1964年2月。ビートルズ がニューヨークに到着した。彼らの初めてのアメリカでの記者会見を待ち受けていたのは、ニューヨーク市警、大勢の熱狂的なファン、そして200人もの報道関係者だった。会見は、誰もが気になっていた質問――「アメリカで髪を切るつもりはあるか?」――で始まり、ある記者がポール・マッカートニーの髪を引っ張って、存在しないカツラを確かめようとする場面で終わる。
本書は、このエピソードから幕を開ける。1964年から1970年代半ばまでを扱い、ロック史の中でも最もエキサイティングな時代の一つを描いている。その時代には、革新的で最先端の音楽と大衆的人気を誇る音楽が、かつてないほど大量に生み出された。
ウォードは、色彩豊かな逸話を織り交ぜながら、一度読み始めたらやめられない物語を紡ぎ出す。そして、音楽史上この驚異的な時代の最前線にいたスーパースターたち、先駆者たち、DJ、レコード会社の幹部、コンサート・プロモーター、プロデューサーたちの舞台裏の物語を明らかにする。

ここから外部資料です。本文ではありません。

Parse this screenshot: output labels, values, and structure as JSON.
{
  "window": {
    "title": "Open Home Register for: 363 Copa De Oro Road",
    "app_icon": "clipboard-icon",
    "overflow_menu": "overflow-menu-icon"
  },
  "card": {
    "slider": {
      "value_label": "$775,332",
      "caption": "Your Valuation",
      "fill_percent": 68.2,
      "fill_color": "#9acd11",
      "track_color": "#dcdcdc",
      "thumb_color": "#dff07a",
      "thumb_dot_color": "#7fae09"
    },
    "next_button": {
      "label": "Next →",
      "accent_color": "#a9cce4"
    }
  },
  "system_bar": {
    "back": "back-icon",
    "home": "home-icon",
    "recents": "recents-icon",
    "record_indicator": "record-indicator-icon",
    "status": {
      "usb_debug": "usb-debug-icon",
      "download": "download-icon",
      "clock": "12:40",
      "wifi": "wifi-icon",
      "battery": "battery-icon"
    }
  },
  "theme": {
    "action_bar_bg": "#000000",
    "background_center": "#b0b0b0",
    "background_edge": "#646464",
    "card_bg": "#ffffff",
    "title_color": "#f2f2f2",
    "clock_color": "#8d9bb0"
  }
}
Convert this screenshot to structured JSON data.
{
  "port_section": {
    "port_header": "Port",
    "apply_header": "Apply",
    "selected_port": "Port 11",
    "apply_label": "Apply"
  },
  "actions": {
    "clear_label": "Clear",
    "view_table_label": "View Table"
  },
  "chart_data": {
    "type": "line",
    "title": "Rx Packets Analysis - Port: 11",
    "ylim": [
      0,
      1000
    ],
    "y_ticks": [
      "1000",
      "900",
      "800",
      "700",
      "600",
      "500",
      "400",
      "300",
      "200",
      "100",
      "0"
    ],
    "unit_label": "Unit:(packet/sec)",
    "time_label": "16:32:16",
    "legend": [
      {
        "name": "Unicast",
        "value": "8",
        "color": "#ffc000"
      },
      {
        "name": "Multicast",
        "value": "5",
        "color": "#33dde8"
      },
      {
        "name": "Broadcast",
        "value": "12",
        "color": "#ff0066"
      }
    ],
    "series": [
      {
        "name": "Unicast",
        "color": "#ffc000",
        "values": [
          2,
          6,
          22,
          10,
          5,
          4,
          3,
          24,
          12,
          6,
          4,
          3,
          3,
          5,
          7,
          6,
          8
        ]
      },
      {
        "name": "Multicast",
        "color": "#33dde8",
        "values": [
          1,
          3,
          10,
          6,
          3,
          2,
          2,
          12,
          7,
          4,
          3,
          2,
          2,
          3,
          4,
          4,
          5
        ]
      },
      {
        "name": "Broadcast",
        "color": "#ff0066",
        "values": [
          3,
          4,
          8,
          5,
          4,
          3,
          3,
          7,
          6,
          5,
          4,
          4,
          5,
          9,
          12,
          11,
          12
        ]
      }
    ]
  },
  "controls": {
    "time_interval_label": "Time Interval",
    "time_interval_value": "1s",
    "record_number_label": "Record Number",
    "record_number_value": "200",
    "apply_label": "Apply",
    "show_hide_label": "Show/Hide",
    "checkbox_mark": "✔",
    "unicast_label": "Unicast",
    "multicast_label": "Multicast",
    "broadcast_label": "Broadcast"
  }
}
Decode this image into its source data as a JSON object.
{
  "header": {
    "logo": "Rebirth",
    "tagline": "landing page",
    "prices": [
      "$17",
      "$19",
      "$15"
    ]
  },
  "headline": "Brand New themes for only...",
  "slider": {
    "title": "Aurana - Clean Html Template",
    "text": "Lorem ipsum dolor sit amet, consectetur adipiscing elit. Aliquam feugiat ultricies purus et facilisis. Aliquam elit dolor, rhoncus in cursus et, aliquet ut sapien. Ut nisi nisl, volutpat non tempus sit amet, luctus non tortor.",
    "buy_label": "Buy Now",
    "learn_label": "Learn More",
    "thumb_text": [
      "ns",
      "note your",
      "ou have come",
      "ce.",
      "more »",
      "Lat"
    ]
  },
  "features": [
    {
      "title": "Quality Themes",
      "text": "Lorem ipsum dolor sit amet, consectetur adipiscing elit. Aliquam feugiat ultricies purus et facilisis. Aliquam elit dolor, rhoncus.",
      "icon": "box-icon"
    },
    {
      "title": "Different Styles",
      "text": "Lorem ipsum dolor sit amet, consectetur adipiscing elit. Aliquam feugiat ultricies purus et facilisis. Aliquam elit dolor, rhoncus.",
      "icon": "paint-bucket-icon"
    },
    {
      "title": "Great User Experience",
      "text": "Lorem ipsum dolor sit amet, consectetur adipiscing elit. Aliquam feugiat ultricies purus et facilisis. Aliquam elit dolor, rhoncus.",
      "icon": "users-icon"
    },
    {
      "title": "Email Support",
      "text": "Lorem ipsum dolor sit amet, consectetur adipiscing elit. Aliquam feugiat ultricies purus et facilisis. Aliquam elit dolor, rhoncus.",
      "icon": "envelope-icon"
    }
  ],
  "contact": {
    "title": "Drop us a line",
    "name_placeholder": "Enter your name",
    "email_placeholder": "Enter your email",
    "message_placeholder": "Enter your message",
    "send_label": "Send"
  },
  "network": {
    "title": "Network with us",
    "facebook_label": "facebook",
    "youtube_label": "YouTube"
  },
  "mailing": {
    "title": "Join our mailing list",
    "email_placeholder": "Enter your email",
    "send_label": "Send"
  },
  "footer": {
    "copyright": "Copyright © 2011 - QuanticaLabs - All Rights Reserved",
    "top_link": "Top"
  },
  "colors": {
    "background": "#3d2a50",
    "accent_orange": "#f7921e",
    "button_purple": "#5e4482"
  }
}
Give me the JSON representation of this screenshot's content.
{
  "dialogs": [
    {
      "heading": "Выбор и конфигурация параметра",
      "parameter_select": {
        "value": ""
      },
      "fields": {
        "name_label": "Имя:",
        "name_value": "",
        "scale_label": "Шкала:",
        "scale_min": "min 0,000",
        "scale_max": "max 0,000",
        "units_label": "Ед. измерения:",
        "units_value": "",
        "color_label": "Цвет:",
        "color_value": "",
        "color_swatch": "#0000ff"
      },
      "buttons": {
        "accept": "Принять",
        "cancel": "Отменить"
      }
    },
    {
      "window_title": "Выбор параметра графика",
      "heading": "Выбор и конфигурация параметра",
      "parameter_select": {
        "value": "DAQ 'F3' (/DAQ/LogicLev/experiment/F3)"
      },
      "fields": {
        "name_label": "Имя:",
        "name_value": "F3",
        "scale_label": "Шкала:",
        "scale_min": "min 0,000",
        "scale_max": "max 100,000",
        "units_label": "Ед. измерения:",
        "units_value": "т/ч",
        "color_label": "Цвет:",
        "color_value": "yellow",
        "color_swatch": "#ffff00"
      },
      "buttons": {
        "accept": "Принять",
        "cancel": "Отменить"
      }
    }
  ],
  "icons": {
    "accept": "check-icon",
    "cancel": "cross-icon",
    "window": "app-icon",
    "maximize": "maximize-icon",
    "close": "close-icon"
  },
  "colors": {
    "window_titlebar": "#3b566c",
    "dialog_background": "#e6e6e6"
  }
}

ボブ・ディラン、ビル・グレアム、ジミ・ヘンドリックス、ジャニス・ジョプリン、バーズ、アレサ・フランクリン、ローリング・ストーンズ をはじめ、その時代を代表する数多くのミュージシャンが登場する本書は、壮大なロック史の物語である。そこでは、さまざまな人物、サウンド、そして潮流がどのように結びつき、今日私たちが知り愛している音楽を生み出したのかが鮮やかに描かれている。
著者紹介
著者
エド・ウォード(1948–2021)
クロウダディ誌Crawdaddy、ローリング・ストーン誌Rolling Stone、クリーム誌Creem、オースティン・アメリカン=ステイツマン紙The Austin American-Statesman などに寄稿した著名なロック音楽評論家であった。また、30年以上にわたり NPR の「フレッシュ・エアFresh Air」でロックンロール史研究家として活躍し、有名・無名を問わず数多くのミュージシャンやバンドについての知識を、1,400万人のリスナーに届けた。
さらに、オースティンで開催される South by Southwest(SXSW)音楽・映画祭の創設者の一人でもあった。著書には『ロックンロールの歴史 第Ⅰ巻The History of Rock & Roll, Volume One: 1920-1963』、『ロックンロールの歴史 第Ⅱ巻The History of Rock & Roll Volume Two, 1964-1977: The Beatles, the Stones, and the Rise of Classic Rock』、『マイケル・ブルームフィールド:ザ・ライズ・アンド・フォール・オブ・アン・アメリカン・ギター・ヒーローMichael Bloomfield: The Rise and Fall of an American Guitar Hero』などがある。2018年から2020年にかけては、「レット・イット・ロールLet It Roll」ポッドキャストの共同司会者として、自身のロック史関連書籍について詳細な解説を行っていた。
訳者
高村義久(たかむら・よしひさ)
東京都江戸川区生まれ、東京大学農学部農業経済学科卒業。
ロックンロールが誕生した1955年に生まれ、子どもの頃は洋裁を営んでいた母親の職場で一日中ラジオから流れていたアメリカン・ポップスを聴いて育つ。
・1967年に始まったニッポン放送・オールナイトニッポン高崎一郎の『オールディーズ・コーナー』を、毎週オープン・リールのテープ・レコーダーで録音し、繰り返し聴く。その後、八木誠、大瀧詠一などのオールディーズ番組を録音して聴く。
・毎年、ポール・アンカ、ペギー・マーチ、ボビー・ライデル、ロネッツなどが出演するMalt Shop Memories Cruiseに参加。